Slawenski carefully works his way through Salinger’s stories, and fans will take delight in his insights and his careful critiques. In addition, he goes to great lengths to examine Salinger’s spiritual development over the years, his increasing association of the spiritual with the act of writing, and his obsessive need for the private life (Salinger’s own daughter was unaware of her father’s occupation until she went to school, where an amused teacher told her that her father was a famous author).

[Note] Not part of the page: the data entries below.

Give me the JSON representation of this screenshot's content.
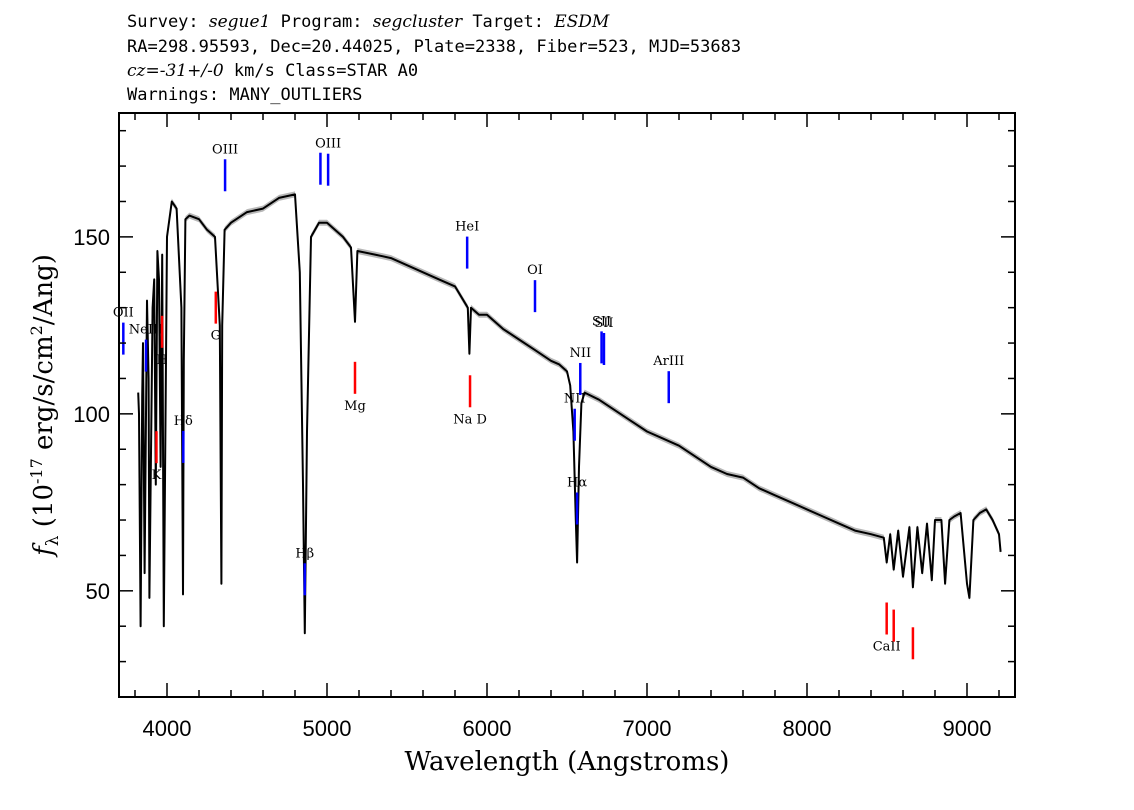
{
  "header": {
    "line1": {
      "survey_label": "Survey: ",
      "survey": "segue1",
      "program_label": " Program: ",
      "program": "segcluster",
      "target_label": " Target: ",
      "target": "ESDM"
    },
    "line2": "RA=298.95593, Dec=20.44025, Plate=2338, Fiber=523, MJD=53683",
    "line3": {
      "cz_label": "cz=",
      "cz": "-31+/-0",
      "rest": " km/s Class=STAR A0"
    },
    "line4": "Warnings: MANY_OUTLIERS"
  },
  "chart_data": {
    "type": "line",
    "xlabel": "Wavelength (Angstroms)",
    "ylabel": "f_λ (10^-17 erg/s/cm^2/Ang)",
    "xlim": [
      3700,
      9300
    ],
    "ylim": [
      20,
      185
    ],
    "x_ticks": [
      4000,
      5000,
      6000,
      7000,
      8000,
      9000
    ],
    "y_ticks": [
      50,
      100,
      150
    ],
    "grid": false,
    "colors": {
      "spectrum": "#000000",
      "error_band": "#b8b8b8",
      "emission": "#0000ff",
      "absorption": "#ff0000"
    },
    "series": [
      {
        "x": [
          3820,
          3825,
          3835,
          3838,
          3845,
          3850,
          3860,
          3875,
          3885,
          3890,
          3910,
          3920,
          3930,
          3940,
          3950,
          3960,
          3970,
          3980,
          4000,
          4030,
          4060,
          4090,
          4100,
          4105,
          4115,
          4140,
          4200,
          4250,
          4300,
          4330,
          4340,
          4345,
          4360,
          4400,
          4500,
          4600,
          4700,
          4800,
          4830,
          4850,
          4861,
          4875,
          4900,
          4950,
          5000,
          5100,
          5150,
          5175,
          5190,
          5300,
          5400,
          5500,
          5600,
          5700,
          5800,
          5880,
          5890,
          5900,
          5950,
          6000,
          6100,
          6200,
          6300,
          6400,
          6450,
          6500,
          6520,
          6540,
          6555,
          6563,
          6575,
          6590,
          6610,
          6700,
          6800,
          6900,
          7000,
          7100,
          7200,
          7300,
          7400,
          7500,
          7600,
          7700,
          7800,
          7900,
          8000,
          8100,
          8200,
          8300,
          8400,
          8480,
          8498,
          8520,
          8542,
          8570,
          8600,
          8640,
          8662,
          8690,
          8720,
          8750,
          8780,
          8800,
          8840,
          8863,
          8890,
          8920,
          8960,
          9000,
          9015,
          9040,
          9080,
          9120,
          9160,
          9200,
          9210
        ],
        "y": [
          106,
          100,
          40,
          60,
          105,
          120,
          55,
          132,
          110,
          48,
          130,
          138,
          80,
          146,
          138,
          85,
          145,
          40,
          150,
          160,
          158,
          130,
          49,
          115,
          155,
          156,
          155,
          152,
          150,
          125,
          52,
          125,
          152,
          154,
          157,
          158,
          161,
          162,
          140,
          80,
          38,
          95,
          150,
          154,
          154,
          150,
          147,
          126,
          146,
          145,
          144,
          142,
          140,
          138,
          136,
          130,
          117,
          130,
          128,
          128,
          124,
          121,
          118,
          115,
          114,
          112,
          108,
          95,
          70,
          58,
          85,
          103,
          106,
          104,
          101,
          98,
          95,
          93,
          91,
          88,
          85,
          83,
          82,
          79,
          77,
          75,
          73,
          71,
          69,
          67,
          66,
          65,
          58,
          66,
          56,
          67,
          54,
          68,
          51,
          68,
          55,
          69,
          53,
          70,
          70,
          52,
          70,
          71,
          72,
          52,
          48,
          70,
          72,
          73,
          70,
          66,
          61
        ]
      }
    ],
    "line_labels": [
      {
        "name": "NeIII",
        "kind": "emission",
        "x": 3869
      },
      {
        "name": "Hδ",
        "kind": "emission",
        "x": 4102
      },
      {
        "name": "OIII",
        "kind": "emission",
        "x": 4363
      },
      {
        "name": "Hβ",
        "kind": "emission",
        "x": 4861
      },
      {
        "name": "OIII",
        "kind": "emission",
        "x": 4959
      },
      {
        "name": "OIII",
        "kind": "emission",
        "x": 5007
      },
      {
        "name": "HeI",
        "kind": "emission",
        "x": 5876
      },
      {
        "name": "OI",
        "kind": "emission",
        "x": 6300
      },
      {
        "name": "NII",
        "kind": "emission",
        "x": 6548
      },
      {
        "name": "Hα",
        "kind": "emission",
        "x": 6563
      },
      {
        "name": "NII",
        "kind": "emission",
        "x": 6583
      },
      {
        "name": "SII",
        "kind": "emission",
        "x": 6716
      },
      {
        "name": "SII",
        "kind": "emission",
        "x": 6731
      },
      {
        "name": "ArIII",
        "kind": "emission",
        "x": 7136
      },
      {
        "name": "OII",
        "kind": "emission",
        "x": 3727
      },
      {
        "name": "K",
        "kind": "absorption",
        "x": 3934
      },
      {
        "name": "H",
        "kind": "absorption",
        "x": 3969
      },
      {
        "name": "G",
        "kind": "absorption",
        "x": 4305
      },
      {
        "name": "Mg",
        "kind": "absorption",
        "x": 5175
      },
      {
        "name": "Na D",
        "kind": "absorption",
        "x": 5894
      },
      {
        "name": "CaII",
        "kind": "absorption",
        "x": 8498
      },
      {
        "name": "CaII",
        "kind": "absorption",
        "x": 8542
      },
      {
        "name": "CaII",
        "kind": "absorption",
        "x": 8662
      }
    ]
  }
}
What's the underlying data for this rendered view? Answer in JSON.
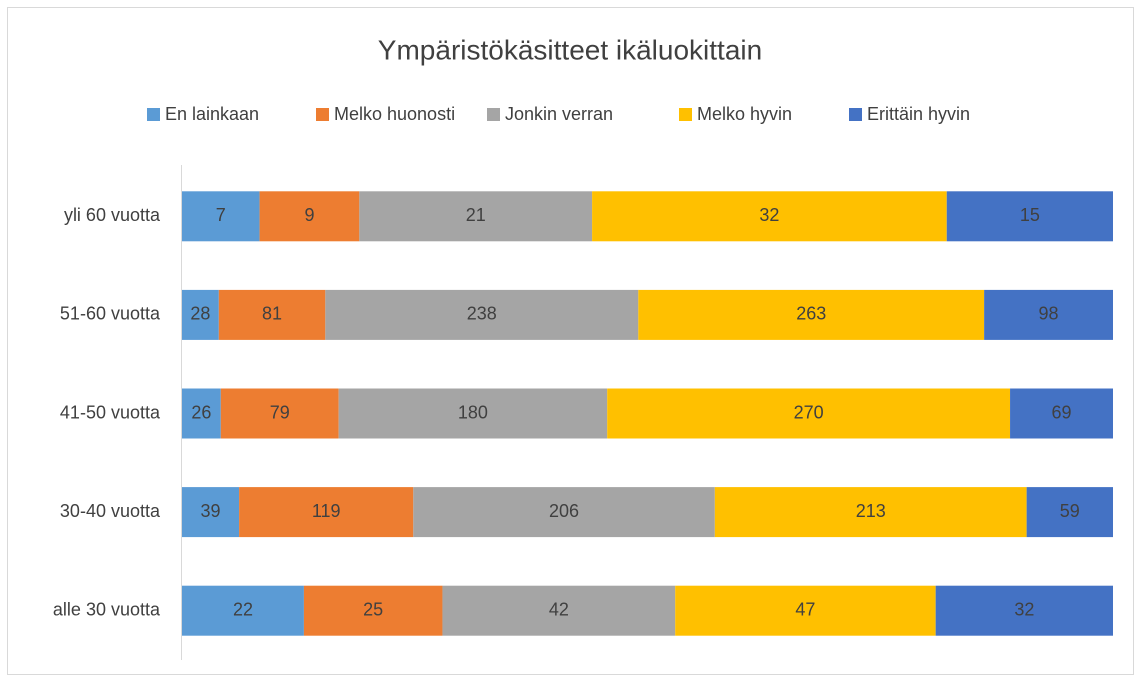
{
  "chart_data": {
    "type": "bar",
    "orientation": "horizontal",
    "stacking": "percent",
    "title": "Ympäristökäsitteet ikäluokittain",
    "categories": [
      "yli 60 vuotta",
      "51-60 vuotta",
      "41-50 vuotta",
      "30-40 vuotta",
      "alle 30 vuotta"
    ],
    "series": [
      {
        "name": "En lainkaan",
        "color": "#5b9bd5",
        "values": [
          7,
          28,
          26,
          39,
          22
        ]
      },
      {
        "name": "Melko huonosti",
        "color": "#ed7d31",
        "values": [
          9,
          81,
          79,
          119,
          25
        ]
      },
      {
        "name": "Jonkin verran",
        "color": "#a5a5a5",
        "values": [
          21,
          238,
          180,
          206,
          42
        ]
      },
      {
        "name": "Melko hyvin",
        "color": "#ffc000",
        "values": [
          32,
          263,
          270,
          213,
          47
        ]
      },
      {
        "name": "Erittäin hyvin",
        "color": "#4472c4",
        "values": [
          15,
          98,
          69,
          59,
          32
        ]
      }
    ],
    "legend": "top",
    "data_labels": true
  }
}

Nor will readers be disappointed by Slawenski’s personal history of Salinger. He has done great service here showing us the depth of the effect of World War II on the young writer, and gives us blow-by-blow accounts of Salinger’s battles with the public, publishers, and copy-cat authors. Doubtless he does leave out some of Salinger’s mean-spirited behavior toward his wives and children, but a good bit of this side of the story is gossip and another good bit has already found documentation elsewhere. Given the penchant in our society for finding “dirt” on our celebrities, it is a relief in many ways to read the biography of an author in which the biographer seems as interested in his subject’s work as in a body count of the women bedded or the friends and lovers mistreated.